How much traffic does a transit line keep off the streets? Looking at ridership alone only tells part of the story, according a new study published in the Journal of the American Planning Association. The full impact of a transit line on motor vehicle traffic can far exceed the direct effect of substituting rail or bus trips for car trips.
Using data from the Portland region, University of Utah researchers Reid Ewing and Shima Hamidi compared self-reported travel in an area where a light rail line was built to an area that saw no transit investment.
The team collected data on changes in travel behavior in the area served by the Max Blue light rail line and in the area around SW Pacific Highway. They compared stats from 1994 — before light rail was built — and 2011 — 13 years after it launched. They opted to use the 2011 data in order to show the full impact of denser, transit-oriented development around the stations.
Ewing and Hamidi found that light rail led to an average of 0.6 additional transit trips per day among each household in the surrounding community.

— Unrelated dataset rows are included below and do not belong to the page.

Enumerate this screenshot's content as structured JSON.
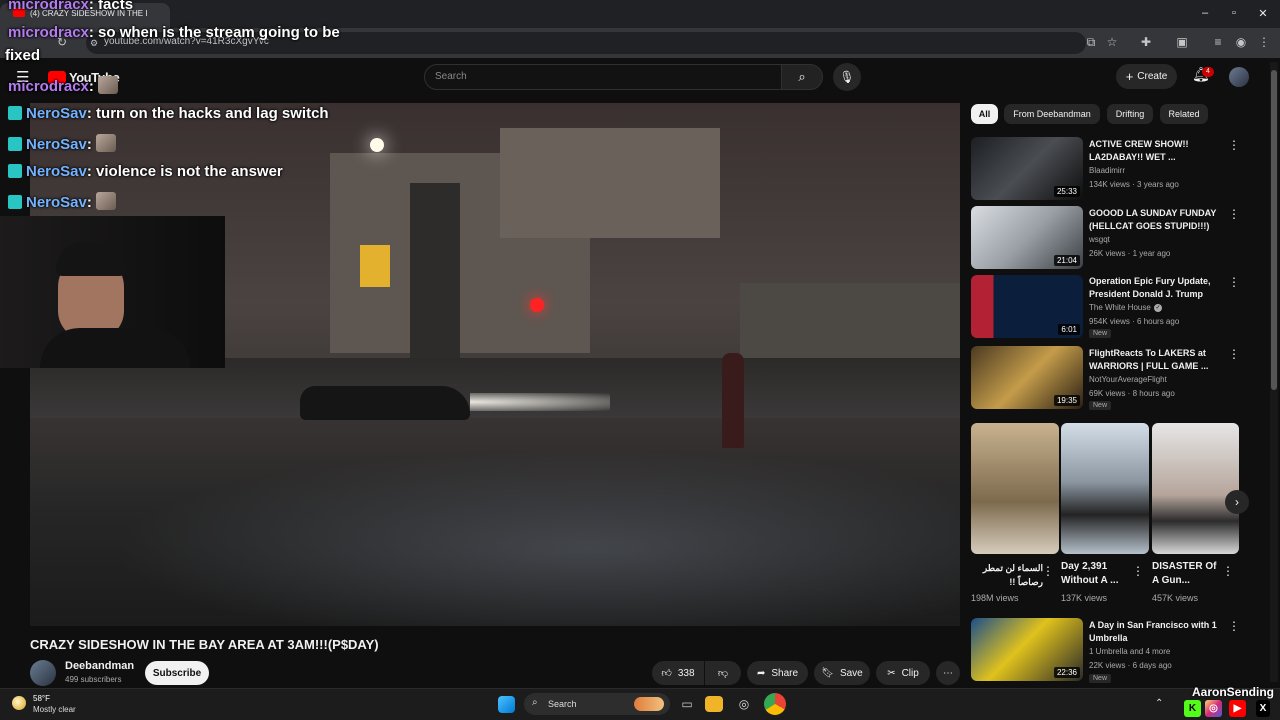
{
  "browser": {
    "tab_title": "(4) CRAZY SIDESHOW IN THE I",
    "url": "youtube.com/watch?v=41R3cXgvYvc"
  },
  "youtube": {
    "logo_text": "YouTube",
    "search_placeholder": "Search",
    "create_label": "Create",
    "notification_count": "4"
  },
  "chat": [
    {
      "user": "microdracx",
      "message": ": facts"
    },
    {
      "user": "microdracx",
      "message": ": so when is the stream going to be"
    },
    {
      "user": "",
      "message": "fixed"
    },
    {
      "user": "microdracx",
      "message": ":"
    },
    {
      "user": "NeroSav",
      "message": ": turn on the hacks and lag switch"
    },
    {
      "user": "NeroSav",
      "message": ":"
    },
    {
      "user": "NeroSav",
      "message": ": violence is not the answer"
    },
    {
      "user": "NeroSav",
      "message": ":"
    }
  ],
  "video": {
    "title": "CRAZY SIDESHOW IN THE BAY AREA AT 3AM!!!(P$DAY)",
    "channel": "Deebandman",
    "subscribers": "499 subscribers",
    "subscribe_label": "Subscribe",
    "likes": "338",
    "share_label": "Share",
    "save_label": "Save",
    "clip_label": "Clip"
  },
  "chips": [
    "All",
    "From Deebandman",
    "Drifting",
    "Related"
  ],
  "recommendations": [
    {
      "title": "ACTIVE CREW SHOW!! LA2DABAY!! WET ...",
      "channel": "Blaadimirr",
      "meta": "134K views · 3 years ago",
      "duration": "25:33",
      "new": ""
    },
    {
      "title": "GOOOD LA SUNDAY FUNDAY (HELLCAT GOES STUPID!!!)",
      "channel": "wsgqt",
      "meta": "26K views · 1 year ago",
      "duration": "21:04",
      "new": ""
    },
    {
      "title": "Operation Epic Fury Update, President Donald J. Trump",
      "channel": "The White House",
      "meta": "954K views · 6 hours ago",
      "duration": "6:01",
      "new": "New"
    },
    {
      "title": "FlightReacts To LAKERS at WARRIORS | FULL GAME ...",
      "channel": "NotYourAverageFlight",
      "meta": "69K views · 8 hours ago",
      "duration": "19:35",
      "new": "New"
    }
  ],
  "shorts": [
    {
      "title": "السماء لن تمطر رصاصاً !!",
      "views": "198M views"
    },
    {
      "title": "Day 2,391 Without A ...",
      "views": "137K views"
    },
    {
      "title": "DISASTER Of A Gun...",
      "views": "457K views"
    }
  ],
  "recommendation_last": {
    "title": "A Day in San Francisco with 1 Umbrella",
    "channel": "1 Umbrella and 4 more",
    "meta": "22K views · 6 days ago",
    "duration": "22:36",
    "new": "New"
  },
  "taskbar": {
    "temperature": "58°F",
    "condition": "Mostly clear",
    "search_label": "Search"
  },
  "watermark": "AaronSending",
  "colors": {
    "background": "#0f0f0f",
    "youtube_red": "#ff0000",
    "chat_user": "#b57cf2",
    "chat_user_alt": "#72b3ff",
    "notification_badge": "#cc0000"
  }
}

By itself that would have reduced total driving mileage by about a half mile per household per day — not a huge impact.
But households near light rail reduced their driving much more than that.
From 1994 to 2011, households in the area without new transit increased their driving by 62 percent (from 18.25 miles per day to 29.4), while households living near the new light rail line increased their driving only 22 percent (from 17.4 miles to 21.2).
Why was this effect so much larger than the effect directly attributable to new transit trips? Partly because households living near the light rail walked more and traveled shorter distances when they did drive. Walking increased 151 percent among people living in the transit-oriented communities, Ewing and Hamidi found.
That was possible because, following the addition of light rail, city, regional, and state agencies took steps to encourage walkable development around the transit line. And it worked. According to Ewing and Hamidi the “activity density” of the light-rail neighborhoods — a measure of how many households and jobs are located in a given area — rose 100 percent between 1994 and 2011.
The total driving mileage avoided by households living near transit amounted to three times the avoided mileage due solely to switching from driving to transit. Similar studies have estimated this “multiplier effect” to be in the range between 1.9 and 9.